Some have complained that Palmieri has been micromanaging City Hall. At the last Common Council meeting, Council President Bill Morehouse asked where the Mayor was and rhetorically answered his own question with, “He’s micromanaging the city, that’s what he’s doing.” This has been the reference to the Mayor’s ongoing “Street Sweeps” that he engages in every Wednesday. This reporter visited the Mayor and his Chief of Staff for comments on this story on Wednesday and was denied much of a comment and hurried out of the office as the pair left for one of these sweeps. Asked if he wanted to respond to any comments or issues, Palmieri seemed to get upset and responded, “We’re not talking about it or responding to any of that garbage.”
Councilman Frank Vescera, D-1, said he’s asked the Mayor at Council meetings and other public events about the progress of the appointments. ”As Chairman of the Economic Development Committee, not filling these vital positions demonstrates the inability of this administration to act responsibly on behalf of Utica taxpayers,” Vescera said.
Vescera sited the GroWest scandal, the purchase and demolition of the former Gaetano property on Bleecker Street and the former UCAI scandal as examples of, “what happens when Economic Development is left without proper management. It’s an example of the gross misconduct of taxpayer dollars,” Vescera said.
Councilman Joe Marino, D-4, says he’s not very worried about Codes and Corporation Counsel. ”I think the current leadership in Codes and the Corporation Counsel office are getting along fine,” said Marino. Marino said his biggest concern is with Economic Development. ”It’s a huge concern. We need a leader not just a planner,” Marino said. He added, “We need to solve our problems by growing our way out of them, not just taxing the people more.” Marino did say that his communication with the administration since taking office in January has been good.
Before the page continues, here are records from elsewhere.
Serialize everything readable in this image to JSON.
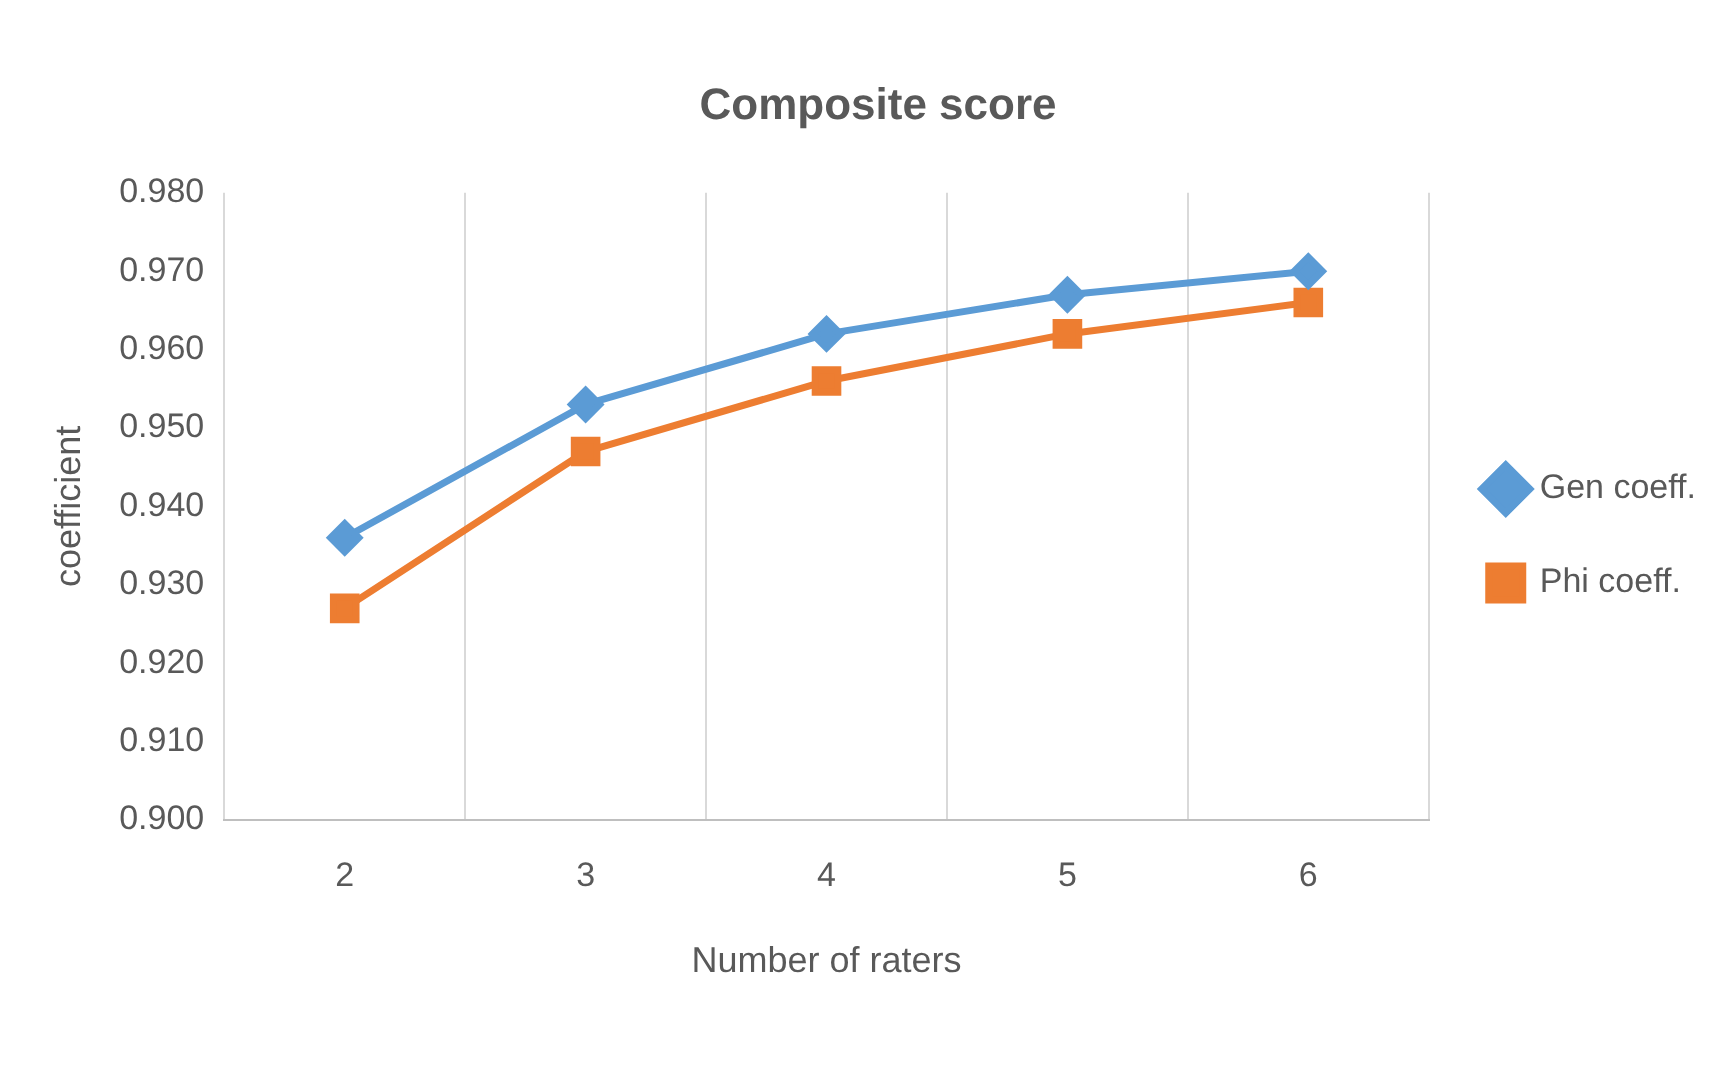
{
  "chart_data": {
    "type": "line",
    "title": "Composite score",
    "xlabel": "Number of raters",
    "ylabel": "coefficient",
    "categories": [
      "2",
      "3",
      "4",
      "5",
      "6"
    ],
    "series": [
      {
        "name": "Gen coeff.",
        "color": "#5b9bd5",
        "marker": "diamond",
        "values": [
          0.936,
          0.953,
          0.962,
          0.967,
          0.97
        ]
      },
      {
        "name": "Phi coeff.",
        "color": "#ed7d31",
        "marker": "square",
        "values": [
          0.927,
          0.947,
          0.956,
          0.962,
          0.966
        ]
      }
    ],
    "ylim": [
      0.9,
      0.98
    ],
    "yticks": [
      {
        "value": 0.9,
        "label": "0.900"
      },
      {
        "value": 0.91,
        "label": "0.910"
      },
      {
        "value": 0.92,
        "label": "0.920"
      },
      {
        "value": 0.93,
        "label": "0.930"
      },
      {
        "value": 0.94,
        "label": "0.940"
      },
      {
        "value": 0.95,
        "label": "0.950"
      },
      {
        "value": 0.96,
        "label": "0.960"
      },
      {
        "value": 0.97,
        "label": "0.970"
      },
      {
        "value": 0.98,
        "label": "0.980"
      }
    ],
    "grid": "x",
    "legend": "right",
    "line_style": "solid"
  }
}
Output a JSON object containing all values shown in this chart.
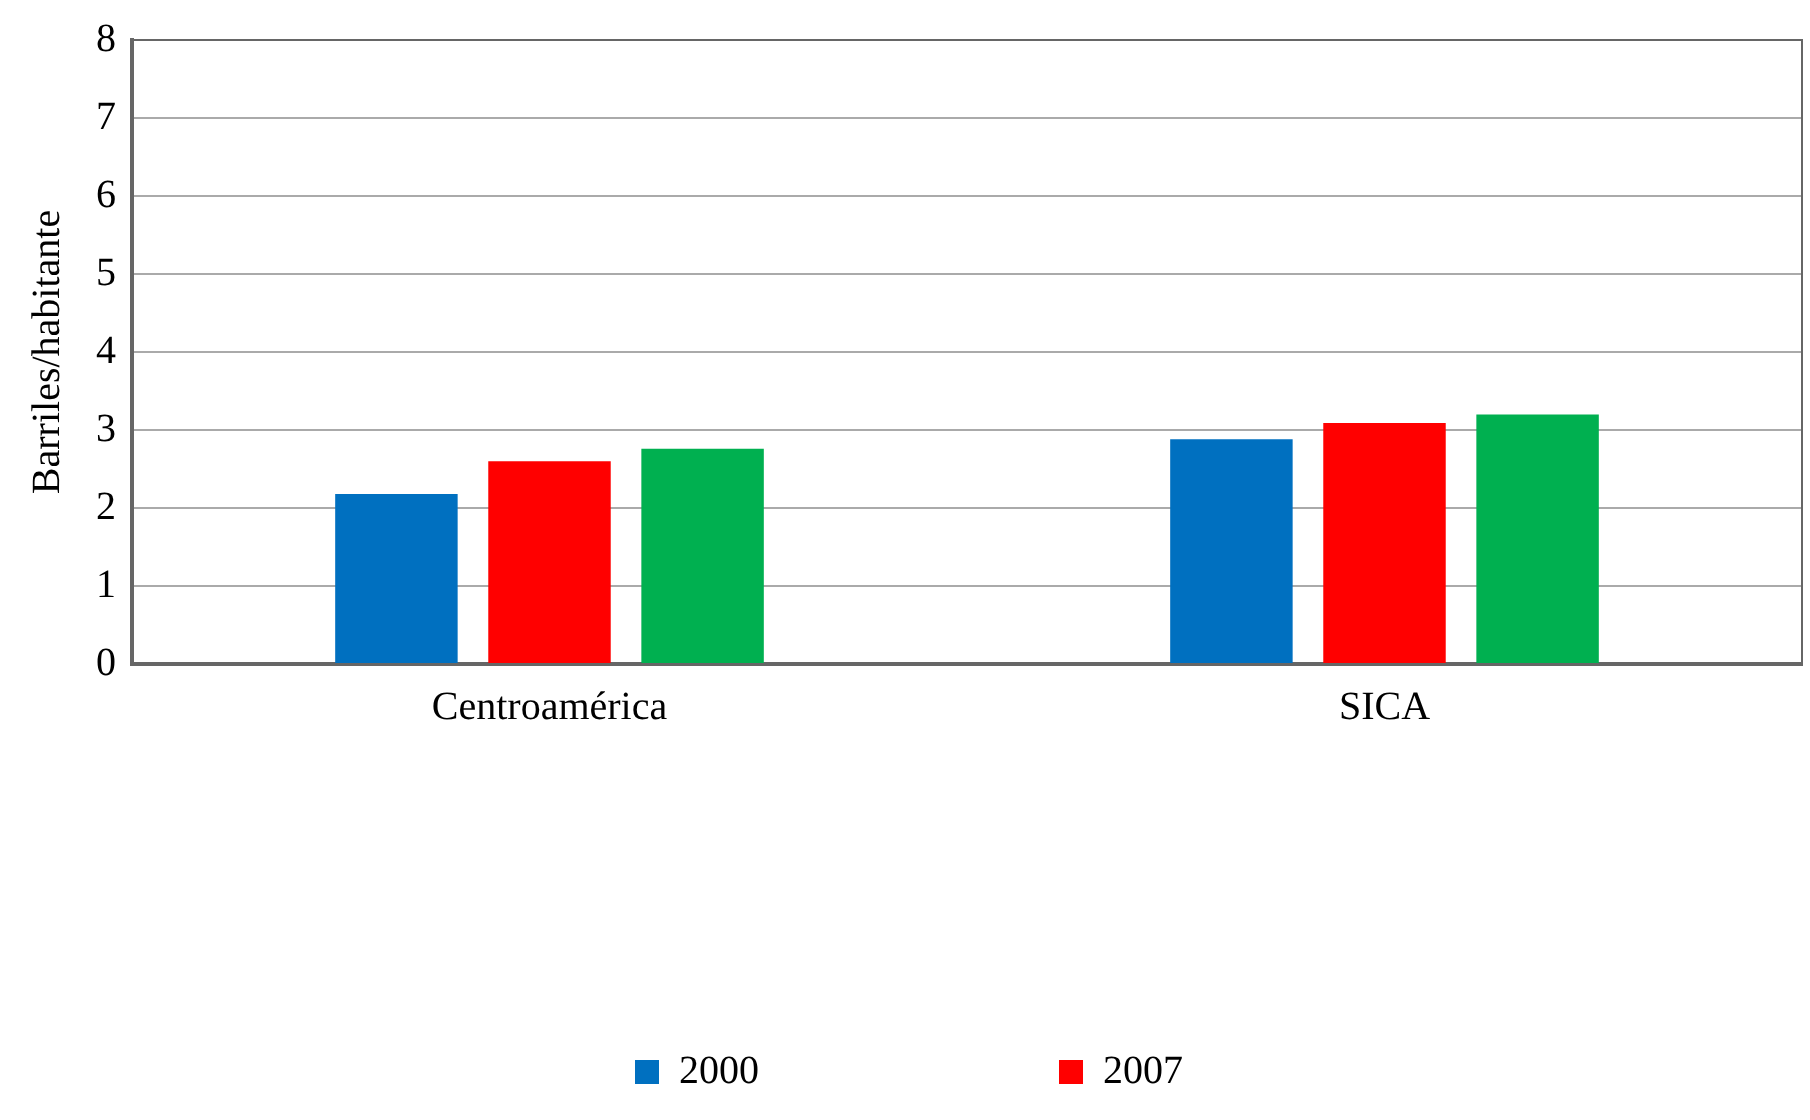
{
  "chart_data": {
    "type": "bar",
    "ylabel": "Barriles/habitante",
    "categories": [
      "Centroamérica",
      "SICA"
    ],
    "series": [
      {
        "name": "2000",
        "color": "#0070c0",
        "values": [
          2.18,
          2.88
        ]
      },
      {
        "name": "2007",
        "color": "#ff0000",
        "values": [
          2.6,
          3.09
        ]
      },
      {
        "color": "#00b050",
        "values": [
          2.76,
          3.2
        ]
      }
    ],
    "ylim": [
      0,
      8
    ],
    "yticks": [
      0,
      1,
      2,
      3,
      4,
      5,
      6,
      7,
      8
    ],
    "grid": "y",
    "legend": "bottom"
  }
}
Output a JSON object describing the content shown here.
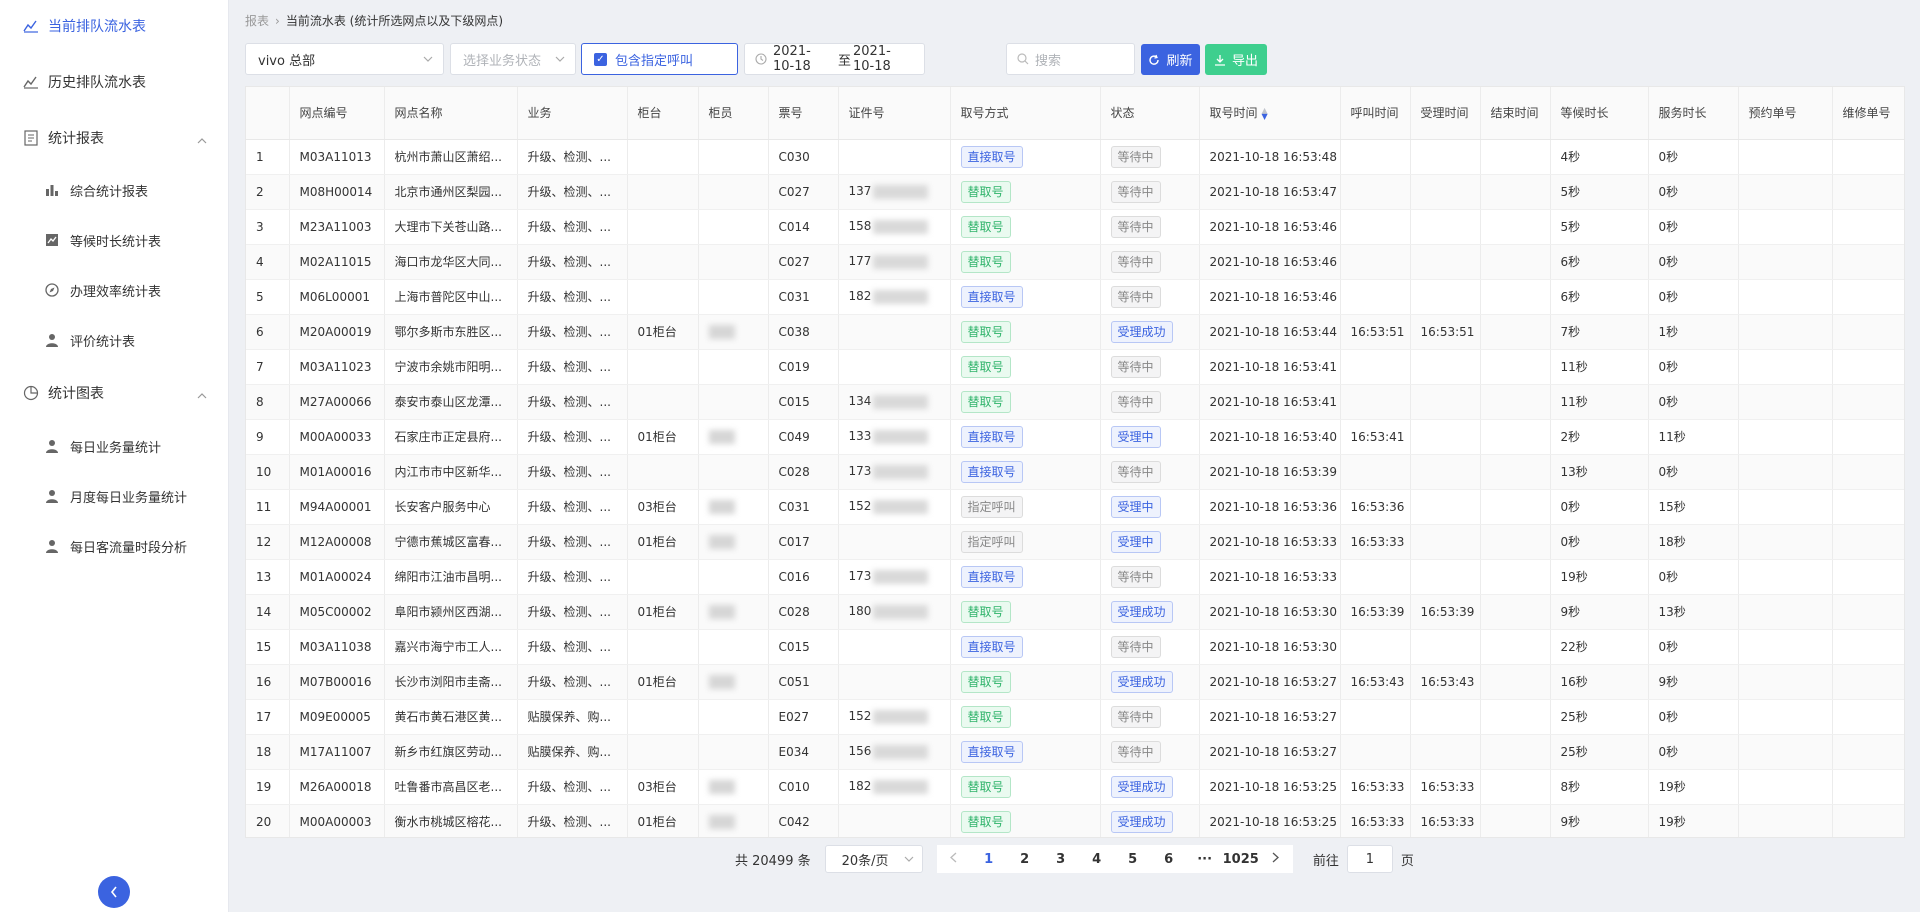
{
  "sidebar": {
    "items": [
      {
        "label": "当前排队流水表",
        "icon": "chart-line-icon",
        "active": true
      },
      {
        "label": "历史排队流水表",
        "icon": "chart-line-icon"
      },
      {
        "label": "统计报表",
        "icon": "document-icon",
        "expanded": true
      },
      {
        "label": "综合统计报表",
        "icon": "bar-chart-icon"
      },
      {
        "label": "等候时长统计表",
        "icon": "trend-icon"
      },
      {
        "label": "办理效率统计表",
        "icon": "compass-icon"
      },
      {
        "label": "评价统计表",
        "icon": "user-icon"
      },
      {
        "label": "统计图表",
        "icon": "pie-chart-icon",
        "expanded": true
      },
      {
        "label": "每日业务量统计",
        "icon": "user-icon"
      },
      {
        "label": "月度每日业务量统计",
        "icon": "user-icon"
      },
      {
        "label": "每日客流量时段分析",
        "icon": "user-icon"
      }
    ],
    "collapse_icon": "chevron-left-icon"
  },
  "breadcrumb": {
    "root": "报表",
    "current": "当前流水表 (统计所选网点以及下级网点)"
  },
  "toolbar": {
    "org_select": "vivo 总部",
    "status_placeholder": "选择业务状态",
    "include_call_label": "包含指定呼叫",
    "date_start": "2021-10-18",
    "date_sep": "至",
    "date_end": "2021-10-18",
    "search_placeholder": "搜索",
    "refresh_label": "刷新",
    "export_label": "导出",
    "accent": "#3b63e0",
    "export_color": "#3ecf8e"
  },
  "table": {
    "columns": [
      "",
      "网点编号",
      "网点名称",
      "业务",
      "柜台",
      "柜员",
      "票号",
      "证件号",
      "取号方式",
      "状态",
      "取号时间",
      "呼叫时间",
      "受理时间",
      "结束时间",
      "等候时长",
      "服务时长",
      "预约单号",
      "维修单号"
    ],
    "rows": [
      [
        "1",
        "M03A11013",
        "杭州市萧山区萧绍...",
        "升级、检测、...",
        "",
        "",
        "C030",
        "",
        "直接取号",
        "等待中",
        "2021-10-18 16:53:48",
        "",
        "",
        "",
        "4秒",
        "0秒",
        "",
        ""
      ],
      [
        "2",
        "M08H00014",
        "北京市通州区梨园...",
        "升级、检测、...",
        "",
        "",
        "C027",
        "137",
        "替取号",
        "等待中",
        "2021-10-18 16:53:47",
        "",
        "",
        "",
        "5秒",
        "0秒",
        "",
        ""
      ],
      [
        "3",
        "M23A11003",
        "大理市下关苍山路...",
        "升级、检测、...",
        "",
        "",
        "C014",
        "158",
        "替取号",
        "等待中",
        "2021-10-18 16:53:46",
        "",
        "",
        "",
        "5秒",
        "0秒",
        "",
        ""
      ],
      [
        "4",
        "M02A11015",
        "海口市龙华区大同...",
        "升级、检测、...",
        "",
        "",
        "C027",
        "177",
        "替取号",
        "等待中",
        "2021-10-18 16:53:46",
        "",
        "",
        "",
        "6秒",
        "0秒",
        "",
        ""
      ],
      [
        "5",
        "M06L00001",
        "上海市普陀区中山...",
        "升级、检测、...",
        "",
        "",
        "C031",
        "182",
        "直接取号",
        "等待中",
        "2021-10-18 16:53:46",
        "",
        "",
        "",
        "6秒",
        "0秒",
        "",
        ""
      ],
      [
        "6",
        "M20A00019",
        "鄂尔多斯市东胜区...",
        "升级、检测、...",
        "01柜台",
        "blur",
        "C038",
        "",
        "替取号",
        "受理成功",
        "2021-10-18 16:53:44",
        "16:53:51",
        "16:53:51",
        "",
        "7秒",
        "1秒",
        "",
        ""
      ],
      [
        "7",
        "M03A11023",
        "宁波市余姚市阳明...",
        "升级、检测、...",
        "",
        "",
        "C019",
        "",
        "替取号",
        "等待中",
        "2021-10-18 16:53:41",
        "",
        "",
        "",
        "11秒",
        "0秒",
        "",
        ""
      ],
      [
        "8",
        "M27A00066",
        "泰安市泰山区龙潭...",
        "升级、检测、...",
        "",
        "",
        "C015",
        "134",
        "替取号",
        "等待中",
        "2021-10-18 16:53:41",
        "",
        "",
        "",
        "11秒",
        "0秒",
        "",
        ""
      ],
      [
        "9",
        "M00A00033",
        "石家庄市正定县府...",
        "升级、检测、...",
        "01柜台",
        "blur",
        "C049",
        "133",
        "直接取号",
        "受理中",
        "2021-10-18 16:53:40",
        "16:53:41",
        "",
        "",
        "2秒",
        "11秒",
        "",
        ""
      ],
      [
        "10",
        "M01A00016",
        "内江市市中区新华...",
        "升级、检测、...",
        "",
        "",
        "C028",
        "173",
        "直接取号",
        "等待中",
        "2021-10-18 16:53:39",
        "",
        "",
        "",
        "13秒",
        "0秒",
        "",
        ""
      ],
      [
        "11",
        "M94A00001",
        "长安客户服务中心",
        "升级、检测、...",
        "03柜台",
        "blur",
        "C031",
        "152",
        "指定呼叫",
        "受理中",
        "2021-10-18 16:53:36",
        "16:53:36",
        "",
        "",
        "0秒",
        "15秒",
        "",
        ""
      ],
      [
        "12",
        "M12A00008",
        "宁德市蕉城区富春...",
        "升级、检测、...",
        "01柜台",
        "blur",
        "C017",
        "",
        "指定呼叫",
        "受理中",
        "2021-10-18 16:53:33",
        "16:53:33",
        "",
        "",
        "0秒",
        "18秒",
        "",
        ""
      ],
      [
        "13",
        "M01A00024",
        "绵阳市江油市昌明...",
        "升级、检测、...",
        "",
        "",
        "C016",
        "173",
        "直接取号",
        "等待中",
        "2021-10-18 16:53:33",
        "",
        "",
        "",
        "19秒",
        "0秒",
        "",
        ""
      ],
      [
        "14",
        "M05C00002",
        "阜阳市颍州区西湖...",
        "升级、检测、...",
        "01柜台",
        "blur",
        "C028",
        "180",
        "替取号",
        "受理成功",
        "2021-10-18 16:53:30",
        "16:53:39",
        "16:53:39",
        "",
        "9秒",
        "13秒",
        "",
        ""
      ],
      [
        "15",
        "M03A11038",
        "嘉兴市海宁市工人...",
        "升级、检测、...",
        "",
        "",
        "C015",
        "",
        "直接取号",
        "等待中",
        "2021-10-18 16:53:30",
        "",
        "",
        "",
        "22秒",
        "0秒",
        "",
        ""
      ],
      [
        "16",
        "M07B00016",
        "长沙市浏阳市圭斋...",
        "升级、检测、...",
        "01柜台",
        "blur",
        "C051",
        "",
        "替取号",
        "受理成功",
        "2021-10-18 16:53:27",
        "16:53:43",
        "16:53:43",
        "",
        "16秒",
        "9秒",
        "",
        ""
      ],
      [
        "17",
        "M09E00005",
        "黄石市黄石港区黄...",
        "贴膜保养、购...",
        "",
        "",
        "E027",
        "152",
        "替取号",
        "等待中",
        "2021-10-18 16:53:27",
        "",
        "",
        "",
        "25秒",
        "0秒",
        "",
        ""
      ],
      [
        "18",
        "M17A11007",
        "新乡市红旗区劳动...",
        "贴膜保养、购...",
        "",
        "",
        "E034",
        "156",
        "直接取号",
        "等待中",
        "2021-10-18 16:53:27",
        "",
        "",
        "",
        "25秒",
        "0秒",
        "",
        ""
      ],
      [
        "19",
        "M26A00018",
        "吐鲁番市高昌区老...",
        "升级、检测、...",
        "03柜台",
        "blur",
        "C010",
        "182",
        "替取号",
        "受理成功",
        "2021-10-18 16:53:25",
        "16:53:33",
        "16:53:33",
        "",
        "8秒",
        "19秒",
        "",
        ""
      ],
      [
        "20",
        "M00A00003",
        "衡水市桃城区榕花...",
        "升级、检测、...",
        "01柜台",
        "blur",
        "C042",
        "",
        "替取号",
        "受理成功",
        "2021-10-18 16:53:25",
        "16:53:33",
        "16:53:33",
        "",
        "9秒",
        "19秒",
        "",
        ""
      ]
    ]
  },
  "pagination": {
    "total": "共 20499 条",
    "page_size": "20条/页",
    "pages": [
      "1",
      "2",
      "3",
      "4",
      "5",
      "6",
      "···",
      "1025"
    ],
    "current": "1",
    "goto_label": "前往",
    "goto_value": "1",
    "page_unit": "页"
  }
}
Current part-time Corporation Counsel is Mark Curley. Longtime Assistant Corporation Counsel, Charles Brown, is set to retire at the end of the week. That will leave his position vacant along with an unfilled position in the budget.
Comptroller Mike Cerminaro says, from a financial standpoint, that his biggest concern is filling the position of Finance Director overseeing CDBG funds. Cerminaro said he has been working with the administration and has been assured that the position will be filled very soon.
With the current fiscal situation in the city, it will be interesting to see how the second half of Palmieri’s first year goes. The first budget was marked by major layoffs, spending down of the city’s reserve funds and Water Trust Fund, and still included a 10% property tax increase. Many are predicting a similar situation for next year’s budget. Cerminaro says the city is looking at possibly finishing the year with a couple million dollar gap.